Now we have lift and theta for each term and each topic. We can plot a wordcloud for each topic in which terms will be selected if lift is above 1 and size will be proportional to term-probability. This wordclod will give us an idea of the Latent Topic. Let’s plot top 100 terms in each topic.

for (i in 1:K){       # For each topic 
a0 = which(lift[,i] > 1) # terms with lift greator than 1 for topic i
freq = theta[a0,i] # Theta for terms greator than 1
freq = sort(freq,decreasing = T) # Terms with higher probilities for topic i
clean1<-tm_map(RFCorpus, removeWords, stopwords("english"))
clean2<-tm_map(clean1, removeWords, c("protect","fail"))
# Auto Correction -  Sometime terms in topic with lift above 1 are less than 100. So auto correction
n = ifelse(length(freq) >= 100, 100, length(freq))
top_word = as.matrix(freq[1:n])

# Plot wordcloud
wordcloud(rownames(top_word), top_word,  scale=c(4,0.5), 1,
          random.order=FALSE, random.color=FALSE, 
          colors=brewer.pal(8, "Dark2"))

mtext(paste("Latent Topic",i), side = 3, line = 2, cex=2)
}

Now, lets lable and intrepret the wordcloud topics to get a clear picture of the topics. Lets plot top 20 terms co-occurrence graph.

for (i in 1:K){       # For each topic 
a0 = which(lift[,i] > 1) # terms with lift greator than 1 for topic i
freq = theta[a0,i] # Theta for terms greator than 1
freq = sort(freq,decreasing = T) # Terms with higher probilities for topic i

# Auto Correction -  Sometime terms in topic with lift above 1 are less than 30. So auto correction
n = ifelse(length(freq) >= 20, 20, length(freq))
top_word = as.matrix(freq[1:n])

# now for top 30 words let's find Document Term Matrix
mat  = dtm1[,match(row.names(top_word),colnames(dtm1))]

mat = as.matrix(mat)
cmat  = t(mat) %*% (mat)
diag(cmat) = 0

# Let's limit number of connections to 2
for (p in 1:nrow(cmat)){
  vec = cmat[p,]
  cutoff = sort(vec, decreasing = T)[2]
  cmat[p,][cmat[p,] < cutoff] = 0
}

#cmat[cmat <  quantile(cmat,.80)] = 0

graph <- graph.adjacency(cmat, mode = "undirected",weighted=T)

plot(graph,         #the graph to be plotted
 layout=layout.fruchterman.reingold,    # the layout method. 
 vertex.frame.color='blue',         #the color of the border of the dots 
 vertex.label.color='black',        #the color of the name labels
 vertex.label.font=1,           #the font of the name labels
 vertex.size = .00001,   # Dots size
 vertex.label.cex=1.3)
 mtext(paste("Topic",i), side = 3, line = 2, cex=2)
}

Now we have lift matrix and also we have DocumentTermMatrix. So we can create a weighing scheme for each document and each topic, which will give proportion of a topic in a document. Here first I am defining a function and later I am calling it to calculate topic proportion in documents.

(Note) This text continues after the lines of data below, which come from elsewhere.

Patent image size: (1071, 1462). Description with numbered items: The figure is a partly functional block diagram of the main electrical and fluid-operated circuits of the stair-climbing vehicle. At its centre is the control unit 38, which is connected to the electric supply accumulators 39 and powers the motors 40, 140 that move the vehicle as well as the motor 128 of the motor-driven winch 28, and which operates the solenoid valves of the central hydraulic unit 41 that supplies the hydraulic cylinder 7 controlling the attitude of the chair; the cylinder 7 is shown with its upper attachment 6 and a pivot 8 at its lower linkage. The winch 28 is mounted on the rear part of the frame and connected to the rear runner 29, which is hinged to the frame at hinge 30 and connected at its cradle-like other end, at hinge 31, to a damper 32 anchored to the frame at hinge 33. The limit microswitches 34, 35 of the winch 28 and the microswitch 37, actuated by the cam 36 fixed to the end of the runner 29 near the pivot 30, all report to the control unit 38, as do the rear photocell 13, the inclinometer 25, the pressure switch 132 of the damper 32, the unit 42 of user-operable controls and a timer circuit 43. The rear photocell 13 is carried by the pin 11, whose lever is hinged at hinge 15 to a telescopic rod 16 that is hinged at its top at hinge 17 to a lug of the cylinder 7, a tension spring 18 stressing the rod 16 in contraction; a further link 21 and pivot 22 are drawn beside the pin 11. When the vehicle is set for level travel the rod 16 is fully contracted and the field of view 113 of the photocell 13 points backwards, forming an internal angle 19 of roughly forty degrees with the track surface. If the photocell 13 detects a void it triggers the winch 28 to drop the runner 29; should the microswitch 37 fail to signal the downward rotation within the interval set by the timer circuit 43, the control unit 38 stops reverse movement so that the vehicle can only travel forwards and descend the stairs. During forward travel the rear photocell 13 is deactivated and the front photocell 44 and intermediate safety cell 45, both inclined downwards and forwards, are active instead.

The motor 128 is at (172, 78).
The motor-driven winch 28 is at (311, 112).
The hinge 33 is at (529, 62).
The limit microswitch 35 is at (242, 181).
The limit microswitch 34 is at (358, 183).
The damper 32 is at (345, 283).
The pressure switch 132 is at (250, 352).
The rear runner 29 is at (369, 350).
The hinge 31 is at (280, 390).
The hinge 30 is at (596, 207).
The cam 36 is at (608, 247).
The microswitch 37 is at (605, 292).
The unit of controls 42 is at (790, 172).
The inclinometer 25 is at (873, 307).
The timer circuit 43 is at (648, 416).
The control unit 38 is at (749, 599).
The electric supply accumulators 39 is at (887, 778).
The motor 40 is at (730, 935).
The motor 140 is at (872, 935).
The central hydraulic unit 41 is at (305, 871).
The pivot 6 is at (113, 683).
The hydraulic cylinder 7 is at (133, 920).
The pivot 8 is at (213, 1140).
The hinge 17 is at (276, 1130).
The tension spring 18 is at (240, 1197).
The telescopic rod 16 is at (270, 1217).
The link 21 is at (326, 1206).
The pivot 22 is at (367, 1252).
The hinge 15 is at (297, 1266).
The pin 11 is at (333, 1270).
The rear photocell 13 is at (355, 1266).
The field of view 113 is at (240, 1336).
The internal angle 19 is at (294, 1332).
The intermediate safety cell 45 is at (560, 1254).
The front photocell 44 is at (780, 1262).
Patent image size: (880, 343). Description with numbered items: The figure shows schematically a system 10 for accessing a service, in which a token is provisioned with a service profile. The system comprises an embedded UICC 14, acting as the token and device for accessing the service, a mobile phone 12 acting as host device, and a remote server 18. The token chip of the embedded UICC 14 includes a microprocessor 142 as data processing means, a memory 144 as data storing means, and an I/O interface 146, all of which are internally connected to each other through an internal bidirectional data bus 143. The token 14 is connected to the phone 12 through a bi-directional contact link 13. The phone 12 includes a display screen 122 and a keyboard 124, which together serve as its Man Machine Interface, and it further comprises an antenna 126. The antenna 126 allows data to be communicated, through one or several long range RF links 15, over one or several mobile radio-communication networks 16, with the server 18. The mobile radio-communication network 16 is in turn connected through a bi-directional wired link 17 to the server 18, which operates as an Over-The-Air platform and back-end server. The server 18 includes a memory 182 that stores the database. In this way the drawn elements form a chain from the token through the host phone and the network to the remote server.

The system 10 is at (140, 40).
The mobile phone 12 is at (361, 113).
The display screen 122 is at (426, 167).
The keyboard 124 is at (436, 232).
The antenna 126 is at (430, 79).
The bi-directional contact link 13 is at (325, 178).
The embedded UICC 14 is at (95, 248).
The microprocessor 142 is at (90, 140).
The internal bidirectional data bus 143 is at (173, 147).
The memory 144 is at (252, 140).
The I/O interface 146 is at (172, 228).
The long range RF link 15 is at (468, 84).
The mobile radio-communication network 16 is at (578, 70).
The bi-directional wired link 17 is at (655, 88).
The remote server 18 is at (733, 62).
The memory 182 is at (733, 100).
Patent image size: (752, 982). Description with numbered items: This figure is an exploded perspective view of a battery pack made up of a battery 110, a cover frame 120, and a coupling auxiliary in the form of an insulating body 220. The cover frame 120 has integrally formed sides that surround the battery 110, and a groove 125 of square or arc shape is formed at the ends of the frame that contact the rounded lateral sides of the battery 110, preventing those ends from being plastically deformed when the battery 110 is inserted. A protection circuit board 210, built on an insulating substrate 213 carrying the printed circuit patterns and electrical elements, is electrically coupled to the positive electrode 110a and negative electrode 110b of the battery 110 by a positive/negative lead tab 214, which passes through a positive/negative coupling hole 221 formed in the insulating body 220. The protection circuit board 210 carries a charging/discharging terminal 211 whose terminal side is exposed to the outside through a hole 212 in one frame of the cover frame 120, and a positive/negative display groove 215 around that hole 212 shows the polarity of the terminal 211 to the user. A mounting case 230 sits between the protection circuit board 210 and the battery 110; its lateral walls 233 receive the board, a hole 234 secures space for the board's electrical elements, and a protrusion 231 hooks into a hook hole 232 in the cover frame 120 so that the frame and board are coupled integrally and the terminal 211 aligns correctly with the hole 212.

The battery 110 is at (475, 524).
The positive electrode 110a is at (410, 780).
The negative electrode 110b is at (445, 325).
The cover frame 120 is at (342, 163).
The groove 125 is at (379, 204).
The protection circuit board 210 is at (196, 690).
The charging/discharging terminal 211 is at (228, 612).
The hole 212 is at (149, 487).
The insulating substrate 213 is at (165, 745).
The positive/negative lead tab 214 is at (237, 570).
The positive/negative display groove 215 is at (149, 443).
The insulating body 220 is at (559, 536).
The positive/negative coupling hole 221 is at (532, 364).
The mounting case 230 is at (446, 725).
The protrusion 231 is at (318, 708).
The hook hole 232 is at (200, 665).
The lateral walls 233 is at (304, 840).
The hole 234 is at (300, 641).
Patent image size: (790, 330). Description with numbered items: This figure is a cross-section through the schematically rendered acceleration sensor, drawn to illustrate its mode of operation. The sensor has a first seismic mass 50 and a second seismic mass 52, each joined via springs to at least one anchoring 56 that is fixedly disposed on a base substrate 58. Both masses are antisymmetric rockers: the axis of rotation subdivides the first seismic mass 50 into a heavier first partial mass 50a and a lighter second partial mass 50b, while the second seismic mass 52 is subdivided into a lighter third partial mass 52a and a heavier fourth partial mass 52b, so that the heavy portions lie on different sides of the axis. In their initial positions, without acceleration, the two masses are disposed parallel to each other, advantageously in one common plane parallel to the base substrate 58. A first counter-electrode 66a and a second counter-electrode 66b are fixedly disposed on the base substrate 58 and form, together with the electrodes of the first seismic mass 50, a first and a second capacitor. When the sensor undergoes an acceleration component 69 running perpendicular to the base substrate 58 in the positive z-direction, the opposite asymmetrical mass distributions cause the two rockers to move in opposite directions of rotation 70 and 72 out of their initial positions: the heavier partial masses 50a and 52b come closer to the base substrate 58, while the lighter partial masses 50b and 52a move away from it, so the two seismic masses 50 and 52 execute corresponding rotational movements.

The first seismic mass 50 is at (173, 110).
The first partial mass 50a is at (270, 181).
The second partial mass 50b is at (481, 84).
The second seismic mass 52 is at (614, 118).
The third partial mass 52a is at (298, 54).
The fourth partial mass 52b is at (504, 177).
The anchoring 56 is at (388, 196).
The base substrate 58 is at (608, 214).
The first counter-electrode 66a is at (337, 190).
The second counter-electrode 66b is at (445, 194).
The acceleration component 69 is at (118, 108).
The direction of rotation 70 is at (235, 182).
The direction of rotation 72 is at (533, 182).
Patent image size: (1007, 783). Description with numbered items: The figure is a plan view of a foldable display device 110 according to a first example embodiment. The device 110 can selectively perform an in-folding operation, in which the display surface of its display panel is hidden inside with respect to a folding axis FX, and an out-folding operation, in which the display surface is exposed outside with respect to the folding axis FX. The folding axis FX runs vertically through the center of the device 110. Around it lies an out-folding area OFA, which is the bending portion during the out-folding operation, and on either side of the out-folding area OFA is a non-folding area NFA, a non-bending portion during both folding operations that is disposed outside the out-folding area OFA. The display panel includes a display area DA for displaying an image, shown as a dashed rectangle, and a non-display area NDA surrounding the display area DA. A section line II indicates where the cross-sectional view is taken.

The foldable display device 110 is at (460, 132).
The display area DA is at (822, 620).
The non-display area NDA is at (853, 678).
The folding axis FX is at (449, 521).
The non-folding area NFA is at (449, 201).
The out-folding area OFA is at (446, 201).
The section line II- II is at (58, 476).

eta = function(mat, dtm) {

mat1 = mat/mean(mat);  terms1 = rownames(mat1);
eta.mat = matrix(0, 1, ncol(mat1))

for (i in 1:nrow(dtm)){
    a11 = as.data.frame(matrix(dtm[i,])); 
    rownames(a11) = colnames(dtm)
    a12 = as.matrix(a11[(a11>0),]);  
    rownames(a12) = rownames(a11)[(a11>0)]; 
    rownames(a12)[1:4]
    a13 = intersect(terms1, rownames(a12)); 
    a13[1:15];  length(a13)
    a14a = match(a13, terms1);      # positions of matching terms in mat1 matrix
    a14b = match(a13, rownames(a12))        
    a15 = mat1[a14a,]*matrix(rep(a12[a14b,], 
                                 ncol(mat1)), 
                             ncol = ncol(mat1))
    eta.mat = rbind(eta.mat, apply(a15, 2, mean))   
    rm(a11, a12, a13, a14a, a14b, a15)
  }
  eta.mat = eta.mat[2:nrow(eta.mat), ]  # remove top zeroes row
  row.names(eta.mat)=row.names(dtm)
  return(eta.mat)
}

twc = eta(lift, dtm1)
head(twc)

##          1        2        3
## 1 3.464351 1.781464 1.376340
## 2 2.282775 1.435010 1.103567
## 3 2.804509 1.280848 1.204788
## 4 1.133522 8.142493 5.136392
## 5 3.117328 2.178786 2.325941
## 6 2.200273 2.485371 2.218339

Now we have topic proportion in a Document, we can find the top documents loading on a topic and read them for better interpretation of topics.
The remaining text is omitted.